The Turk tried to convince me; “Alexa will make life easier for you.”

“Sure, life will be easier when the government and the world’s largest online marketplace know my every move. They can just go ahead and send me an order of toilet paper when Alexa hears me grumble from the bathroom.” There was no way I was allowing any government listening device in my home. (Thanks to my obsession with binge-watching The Americans, I do know where to search out bugs should the need arise though.)

I thought I was firm but somehow I arrived home to find that hussy sitting on my mantle.

“What the hell is she doing here? I thought we were clear on this?” I was furious, but the Turk assured me it was “Just for fun. I get rid of soon.” That was two years ago.

Repeatedly I’ve tried to put an end to this situation.
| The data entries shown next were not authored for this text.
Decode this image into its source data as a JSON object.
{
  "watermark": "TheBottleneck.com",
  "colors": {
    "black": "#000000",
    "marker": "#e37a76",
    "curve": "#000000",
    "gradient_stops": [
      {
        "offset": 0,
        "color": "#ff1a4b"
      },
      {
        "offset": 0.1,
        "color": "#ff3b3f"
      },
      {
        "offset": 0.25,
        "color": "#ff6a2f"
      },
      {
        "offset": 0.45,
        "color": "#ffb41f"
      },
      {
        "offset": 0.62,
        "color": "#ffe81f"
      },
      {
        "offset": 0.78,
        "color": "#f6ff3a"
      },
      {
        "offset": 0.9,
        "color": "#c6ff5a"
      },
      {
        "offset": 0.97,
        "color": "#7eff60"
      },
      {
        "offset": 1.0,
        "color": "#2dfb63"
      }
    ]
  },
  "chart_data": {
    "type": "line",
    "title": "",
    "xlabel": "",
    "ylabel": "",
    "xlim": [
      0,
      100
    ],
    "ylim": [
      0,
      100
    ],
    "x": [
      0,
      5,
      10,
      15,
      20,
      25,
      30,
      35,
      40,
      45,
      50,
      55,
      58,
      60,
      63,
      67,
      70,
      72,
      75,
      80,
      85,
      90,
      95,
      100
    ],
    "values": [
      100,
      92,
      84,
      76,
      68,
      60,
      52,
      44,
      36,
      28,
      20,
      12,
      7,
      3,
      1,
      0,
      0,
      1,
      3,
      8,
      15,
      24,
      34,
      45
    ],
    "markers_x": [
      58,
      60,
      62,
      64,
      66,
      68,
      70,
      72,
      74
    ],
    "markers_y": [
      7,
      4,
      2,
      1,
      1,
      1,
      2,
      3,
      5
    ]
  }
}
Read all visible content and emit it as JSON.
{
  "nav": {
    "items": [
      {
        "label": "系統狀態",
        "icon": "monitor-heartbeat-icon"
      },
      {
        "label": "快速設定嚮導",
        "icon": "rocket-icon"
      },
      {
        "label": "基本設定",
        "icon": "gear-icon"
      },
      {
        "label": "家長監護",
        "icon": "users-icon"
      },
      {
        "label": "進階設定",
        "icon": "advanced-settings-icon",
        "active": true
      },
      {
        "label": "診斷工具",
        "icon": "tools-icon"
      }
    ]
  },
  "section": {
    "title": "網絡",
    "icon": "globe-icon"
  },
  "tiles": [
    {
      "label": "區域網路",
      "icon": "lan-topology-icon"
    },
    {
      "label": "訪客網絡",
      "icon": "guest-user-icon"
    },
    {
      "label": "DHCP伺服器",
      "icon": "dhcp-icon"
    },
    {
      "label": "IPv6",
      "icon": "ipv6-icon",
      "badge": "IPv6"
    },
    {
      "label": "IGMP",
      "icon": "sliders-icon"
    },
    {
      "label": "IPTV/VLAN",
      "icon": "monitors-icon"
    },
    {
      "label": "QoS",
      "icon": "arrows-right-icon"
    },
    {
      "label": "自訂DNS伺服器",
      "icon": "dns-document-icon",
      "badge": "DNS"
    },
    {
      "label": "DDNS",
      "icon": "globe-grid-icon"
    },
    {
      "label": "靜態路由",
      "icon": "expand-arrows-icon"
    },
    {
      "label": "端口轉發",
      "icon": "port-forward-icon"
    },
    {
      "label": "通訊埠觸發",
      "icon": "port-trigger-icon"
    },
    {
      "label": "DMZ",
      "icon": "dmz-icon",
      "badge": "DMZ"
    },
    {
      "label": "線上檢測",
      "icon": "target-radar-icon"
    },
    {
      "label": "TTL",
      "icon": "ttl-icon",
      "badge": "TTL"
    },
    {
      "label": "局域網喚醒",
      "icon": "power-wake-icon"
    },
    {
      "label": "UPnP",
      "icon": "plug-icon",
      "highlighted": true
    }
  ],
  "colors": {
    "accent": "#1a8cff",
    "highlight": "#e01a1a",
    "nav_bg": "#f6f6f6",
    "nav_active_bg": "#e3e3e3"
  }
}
I’ve unplugged her, hidden her and covered her with anything I thought might damper her receiving ability but even from deep under a pillow, she persists, “What can I help you with?” (And Alexa, if you hold the knowledge of the universe, how ‘bout you refrain from ending sentences with prepositions…hmmmm?)

Way too many times no one has been in the room and Alexa starts to speak. There are also times I’ve had conversations and later received ads directed to those conversations on my computer when I’d never typed any related terms into my search engine. The proof is solid that she’s a stalker but still, she remains on my mantle. Why? Because my husband is obsessed with his digital ho.
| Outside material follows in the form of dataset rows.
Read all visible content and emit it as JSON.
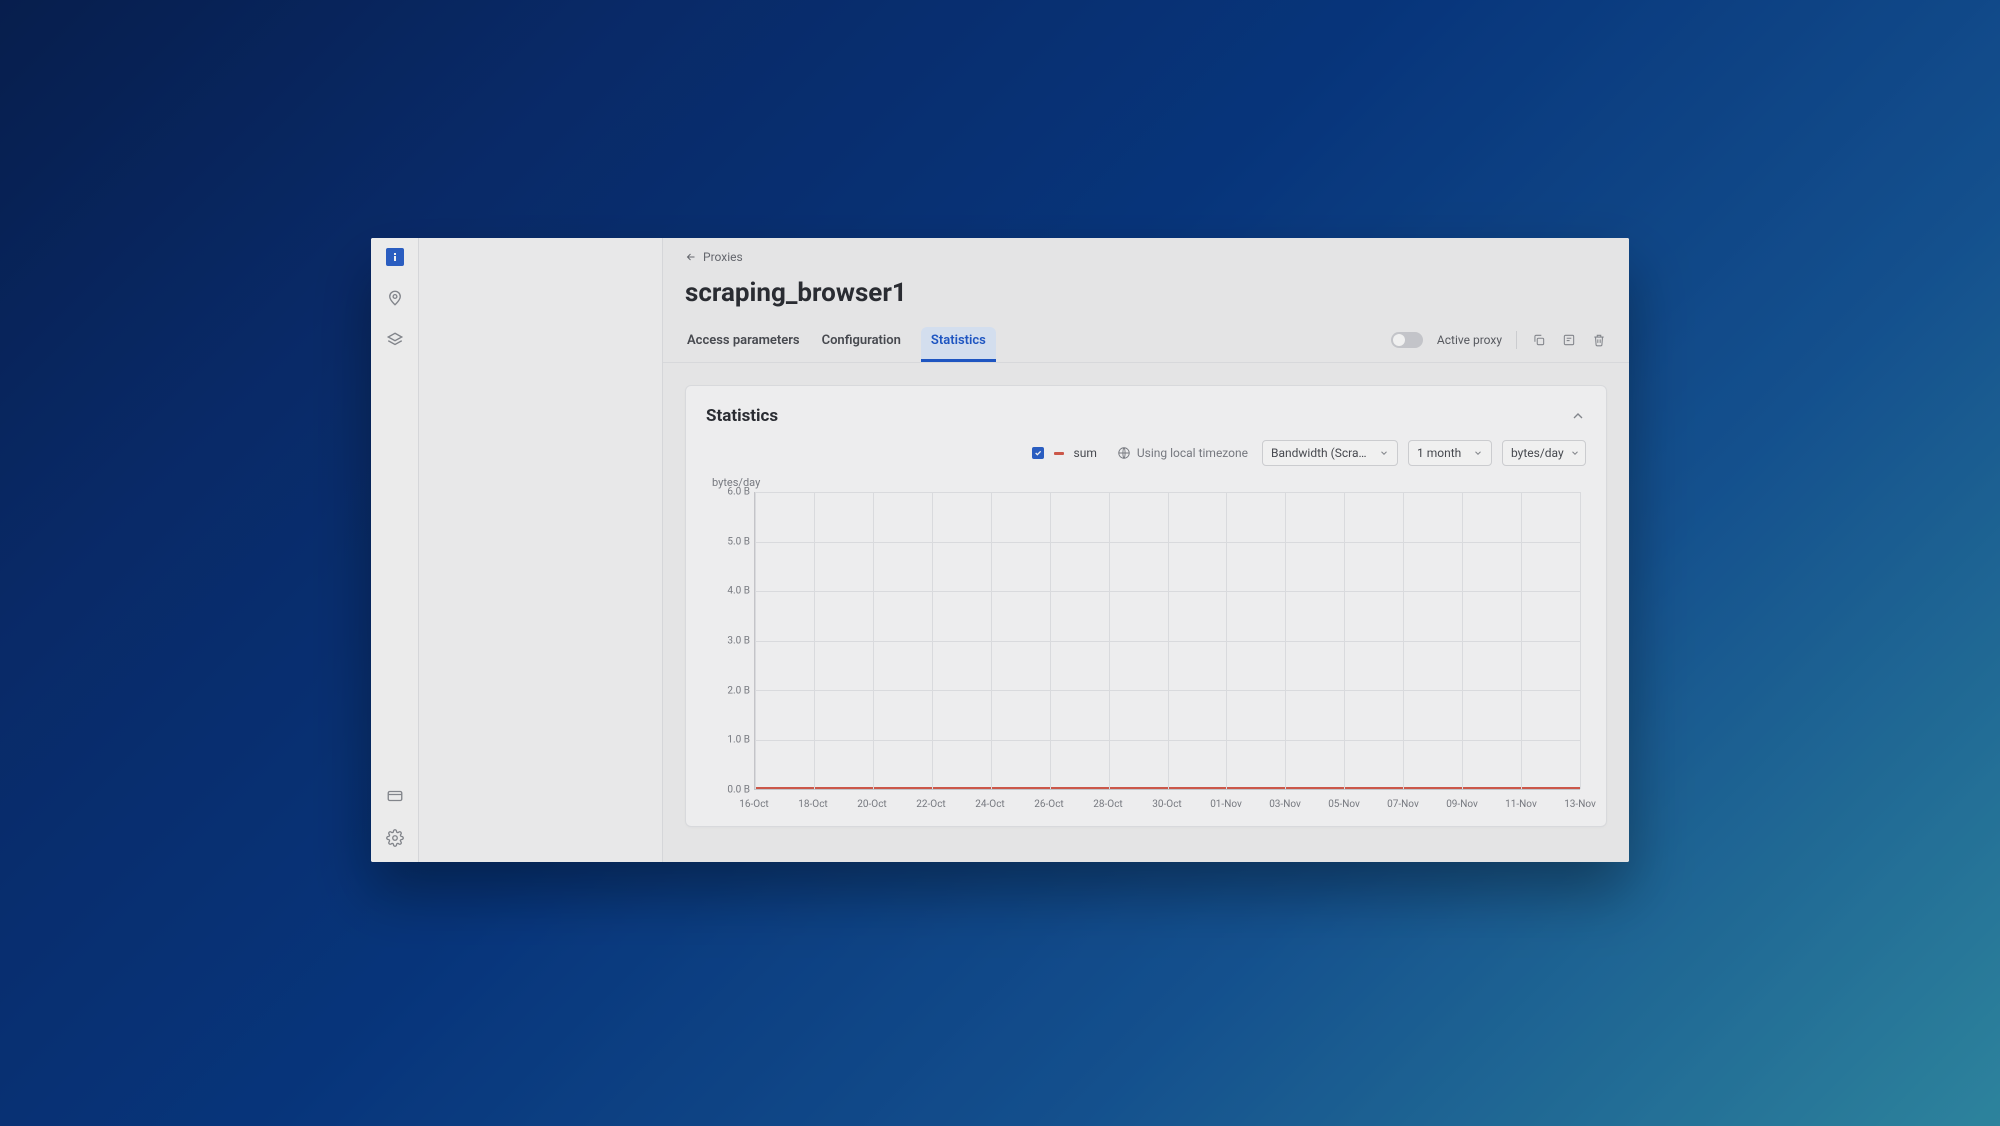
{
  "breadcrumb": {
    "back_label": "Proxies"
  },
  "page": {
    "title": "scraping_browser1"
  },
  "tabs": [
    {
      "label": "Access parameters",
      "active": false
    },
    {
      "label": "Configuration",
      "active": false
    },
    {
      "label": "Statistics",
      "active": true
    }
  ],
  "header_right": {
    "toggle_label": "Active proxy",
    "toggle_on": false
  },
  "card": {
    "title": "Statistics",
    "legend": {
      "sum_checked": true,
      "sum_label": "sum"
    },
    "timezone_label": "Using local timezone",
    "metric_select": "Bandwidth (Scraping Brows",
    "period_select": "1 month",
    "unit_select": "bytes/day"
  },
  "colors": {
    "accent": "#2863d6",
    "series_sum": "#e05a4a"
  },
  "chart_data": {
    "type": "line",
    "ylabel": "bytes/day",
    "xlabel": "",
    "ylim": [
      0,
      6
    ],
    "y_tick_suffix": " B",
    "y_ticks": [
      "0.0 B",
      "1.0 B",
      "2.0 B",
      "3.0 B",
      "4.0 B",
      "5.0 B",
      "6.0 B"
    ],
    "categories": [
      "16-Oct",
      "18-Oct",
      "20-Oct",
      "22-Oct",
      "24-Oct",
      "26-Oct",
      "28-Oct",
      "30-Oct",
      "01-Nov",
      "03-Nov",
      "05-Nov",
      "07-Nov",
      "09-Nov",
      "11-Nov",
      "13-Nov"
    ],
    "series": [
      {
        "name": "sum",
        "color": "#e05a4a",
        "values": [
          0,
          0,
          0,
          0,
          0,
          0,
          0,
          0,
          0,
          0,
          0,
          0,
          0,
          0,
          0
        ]
      }
    ]
  }
}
This winter, the relationship between Alexa and my husband grew deeper. He programed her to turn our lights off and on (including the damn Christmas tree!) by voice command. He has her at the ready to summons his favorite radio stations, both American and Turkish. She tells him how long his commute is at any given moment as well as the weather. She offers instant answers to mundane trivia. (Useless information is my specialty Alexa, back off.) She even tried to read to my children until I shot that down. Rosie the Robot never stepped on Mrs. Jetson’s toes like that. Backoff Alexa.

My family, sans Nugget, has developed a dependence on Alexa. Due to Nugget’s thick lisp, Alexa cannot understand him and in turn he hates her. “Vat Awexa thucks Mom!” Preach Nug. “Thee neber doeth what I want. Wet’s get rid of her.” Agreed little man.

But the others play into her hand. Number 1 begins each morning after trudging downstairs with, “Alexa, who won the Celtics/Sixers/Eagles/Red Sox/ Whoever  game last night?” Regardless of the fact that he is glued to SportsCenter before his eyes are even focused, he still feels the need to check in with Alexa first.

Am I jealous? Hells yes. Many mornings Alexa is the first “person” to whom my Turk, the world’s least morningish person, speaks. I’m listening as he sneaks downstairs to his automated coffee pot and whispers to his digital lovetoy, “Alexa…baby…turn on the lights you sexy goddess.” Ok it may be more like “Alexa! Turn on light!” but I know his intentions.

It’s coming to an end though. Last week I was struggling with Number One’s fifth grade homework. I assumed that since the Turk is an engineer and serious math nerd he could figure it out.  I left them to it and hid upstairs waiting for the moment things got ugly. (Because helping with math homework always gets ugly.) But instead of screams of hostility, I hear the Turk whisper, “Alexa, how you write an inequality for 7x – 9B <…”

“WHAT!?!!?! Are you asking Alexa to do fifth grade math?” I yelled.

“Yes. Is hard.” The Turk had no shame and I could see Alexa edging even further into my universe until Friday after school when Number One appeared with the homework his father and Alexa had completed.  In purple pen at the top it said, “Please redo and return.” (Note- the 3 assignments I’d helped with did not require a redo. Just sayin’…)

“What is this?” The Turk was indignant. “How I wrong?”

“First off, Alexa is wrong. Second, you trusted her. That is how you were wrong.

Alexa’s failure has driven a wedge between them. She let him down and I can see their relationship crumbling. He’s already moved on to his next toy – he’s making a computerized mirror that even gives compliments. (Oh readers, I only wish this was not true.) At this rate,  Alexa will soon be gone clearing the way for my Rosie with the vacuuming torso.